Wer es, wie Etienne Balibar “amazing”, wie Saskia Sassen “extraordinary” findet, wer es wie Frederic Jameson als “not a bad way to begin an new century” oder wie der notorische Slavoj Zizek als “nothing less than than a rewriting of The Communist Manifesto” betrachtet (Klappentexte der englischen Ausgabe), den kann man (wenn man es bisher noch tat) nicht mehr ernst nehmen. Man muss nicht viel wissen oder gelesen haben, um dieses Buch für schlecht beurteilen zu können. Man muss nur lesen können und einen relativ unabhängigen und aufmerksamen Geist besitzen; man muss nur die Sätze selbst befragen. Das meiste ist Geschwätz. Was richtig ist, steht woanders schon länger und besser oder ist banal.

Michael Hardt & Tonio Negri, Empire. Die neue Weltordnung.
Aus dem Englischen von Thomas Atzert und Andreas Wirthensohn.
Frankfurt/M – New York: Campus, 2002

[1] Alle Hervorhebungen in den Zitaten stammen, wenn nicht anders angegeben, von Hardt & Negri selber.

[2] Hardt & Negri kümmert der Unterschied nicht.

[3] So über die befreiende (vgl. 57) und aufklärerische Kraft des Kapitals (vgl. 132f.), das “vogelfreie” Proletariat (170), die “reelle Subsumtion” (266f.), die “ursprüngliche Akkumulation” (267f.), den Zusammenhang von Emanzipation und Befreiung (vgl. 371)

[4] “Abstrakte Arbeit” ist bei ihnen homogenisierte Arbeit, die nun, im Zeitalter des “general intellect”, der “immateriellen Arbeit”, der “Postmodernisierung” und “Computerisierung” der Produktion vorzufinden sei (vgl. 303). – “Lebendige Arbeit” ist für sie eine ungeheure sprengende Kraft, eine Lebensenergie (vgl. 65). – Marx’ Werttheorie sei eine “Theorie des Wertmaßes” (363); Marx habe gezeigt, wie “das Kapital alle Formen des Werts auf einem gemeinsamen Feld zusammen” führe und “sie durch das Geld” verbinde (335).

[5] “Der Kolonialismus” habe “der kolonialen Welt binäre Aufteilungen” aufgezwungen. “Nicht die Wirlichkeit ist dialektisch, sondern der Kolonialismus” (141). “Moderne Macht” sei “selbst dialektisch” (153).
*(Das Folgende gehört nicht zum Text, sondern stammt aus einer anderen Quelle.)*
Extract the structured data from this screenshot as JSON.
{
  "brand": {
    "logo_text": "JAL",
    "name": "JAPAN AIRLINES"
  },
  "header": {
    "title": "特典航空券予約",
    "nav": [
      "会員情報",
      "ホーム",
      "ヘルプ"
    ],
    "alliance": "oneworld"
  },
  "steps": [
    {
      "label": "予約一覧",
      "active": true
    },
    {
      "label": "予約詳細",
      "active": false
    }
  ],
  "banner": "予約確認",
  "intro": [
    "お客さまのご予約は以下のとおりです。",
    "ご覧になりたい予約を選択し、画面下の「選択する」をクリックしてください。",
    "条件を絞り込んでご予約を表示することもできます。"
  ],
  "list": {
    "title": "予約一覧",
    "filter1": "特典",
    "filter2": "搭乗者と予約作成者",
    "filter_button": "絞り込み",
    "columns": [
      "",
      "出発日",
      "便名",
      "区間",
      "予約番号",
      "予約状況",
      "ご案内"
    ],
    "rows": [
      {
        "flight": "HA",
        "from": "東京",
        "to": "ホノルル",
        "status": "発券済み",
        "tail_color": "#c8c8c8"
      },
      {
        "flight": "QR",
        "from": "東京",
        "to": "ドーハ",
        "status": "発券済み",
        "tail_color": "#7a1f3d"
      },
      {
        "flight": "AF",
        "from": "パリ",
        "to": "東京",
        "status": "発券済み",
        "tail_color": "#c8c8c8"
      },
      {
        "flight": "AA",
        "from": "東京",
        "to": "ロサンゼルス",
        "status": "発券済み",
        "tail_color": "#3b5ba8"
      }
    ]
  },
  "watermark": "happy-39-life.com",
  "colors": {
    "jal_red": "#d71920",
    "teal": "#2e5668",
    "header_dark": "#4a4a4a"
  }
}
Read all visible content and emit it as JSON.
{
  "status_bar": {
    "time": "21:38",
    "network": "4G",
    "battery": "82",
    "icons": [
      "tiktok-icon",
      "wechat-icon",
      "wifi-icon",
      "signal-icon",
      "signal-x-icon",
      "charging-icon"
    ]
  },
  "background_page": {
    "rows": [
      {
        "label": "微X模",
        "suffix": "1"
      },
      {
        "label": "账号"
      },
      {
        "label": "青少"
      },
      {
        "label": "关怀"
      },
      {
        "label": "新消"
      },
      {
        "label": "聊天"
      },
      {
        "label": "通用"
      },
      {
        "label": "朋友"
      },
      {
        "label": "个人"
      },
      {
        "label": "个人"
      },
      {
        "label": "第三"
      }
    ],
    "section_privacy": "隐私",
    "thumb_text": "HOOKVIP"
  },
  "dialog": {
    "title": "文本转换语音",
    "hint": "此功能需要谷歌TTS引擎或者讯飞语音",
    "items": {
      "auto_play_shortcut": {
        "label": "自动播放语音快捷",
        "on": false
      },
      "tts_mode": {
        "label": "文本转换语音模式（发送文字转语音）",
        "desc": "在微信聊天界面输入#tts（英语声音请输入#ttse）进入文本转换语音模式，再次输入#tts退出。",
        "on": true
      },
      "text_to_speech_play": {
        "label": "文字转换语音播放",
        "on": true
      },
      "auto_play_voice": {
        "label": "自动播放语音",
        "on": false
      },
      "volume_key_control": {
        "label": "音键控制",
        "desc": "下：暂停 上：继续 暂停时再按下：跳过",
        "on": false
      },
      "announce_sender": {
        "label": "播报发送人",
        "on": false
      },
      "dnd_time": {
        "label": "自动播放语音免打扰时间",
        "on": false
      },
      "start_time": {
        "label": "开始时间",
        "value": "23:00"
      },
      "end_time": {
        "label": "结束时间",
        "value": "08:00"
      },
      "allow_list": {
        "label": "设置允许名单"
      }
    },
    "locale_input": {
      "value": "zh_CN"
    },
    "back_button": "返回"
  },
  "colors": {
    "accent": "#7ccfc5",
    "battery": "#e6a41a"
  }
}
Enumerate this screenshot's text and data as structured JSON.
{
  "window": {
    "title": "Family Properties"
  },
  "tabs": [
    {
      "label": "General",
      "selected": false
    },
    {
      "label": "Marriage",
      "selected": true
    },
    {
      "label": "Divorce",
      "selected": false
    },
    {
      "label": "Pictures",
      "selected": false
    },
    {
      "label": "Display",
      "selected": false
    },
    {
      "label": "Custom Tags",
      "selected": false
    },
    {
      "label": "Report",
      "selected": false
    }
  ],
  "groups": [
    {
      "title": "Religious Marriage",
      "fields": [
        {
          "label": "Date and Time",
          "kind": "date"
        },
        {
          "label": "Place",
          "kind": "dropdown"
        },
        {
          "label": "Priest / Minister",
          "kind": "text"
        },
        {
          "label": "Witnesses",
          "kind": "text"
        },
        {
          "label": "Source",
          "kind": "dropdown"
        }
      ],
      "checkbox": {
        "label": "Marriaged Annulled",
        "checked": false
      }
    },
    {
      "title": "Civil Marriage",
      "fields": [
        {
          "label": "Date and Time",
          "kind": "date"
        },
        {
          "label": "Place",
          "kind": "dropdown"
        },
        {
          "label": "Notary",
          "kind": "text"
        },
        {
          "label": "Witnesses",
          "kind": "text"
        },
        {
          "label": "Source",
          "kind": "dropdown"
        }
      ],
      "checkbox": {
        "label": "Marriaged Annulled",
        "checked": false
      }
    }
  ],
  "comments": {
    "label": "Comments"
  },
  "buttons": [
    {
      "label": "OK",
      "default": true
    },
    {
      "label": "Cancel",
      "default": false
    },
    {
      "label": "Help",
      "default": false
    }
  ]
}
[6] Hardts & Negris Hang zum ideologisierenden Euphemismus wird infam, wenn sie “die Flucht europäischer Intellektueller in die Vereinigten Staaten” vor dem Nationalsozialismus, womit sie sich explizit auf das emigrierende Institut für Sozialforschung beziehen, als “Versuch, einen verlorenen Ort wieder zu entdecken” (387) bezeichnen. Hier wird die Flucht vor der Lebensbedrohung zu einem gleichsam Proust’schen Unternehmen.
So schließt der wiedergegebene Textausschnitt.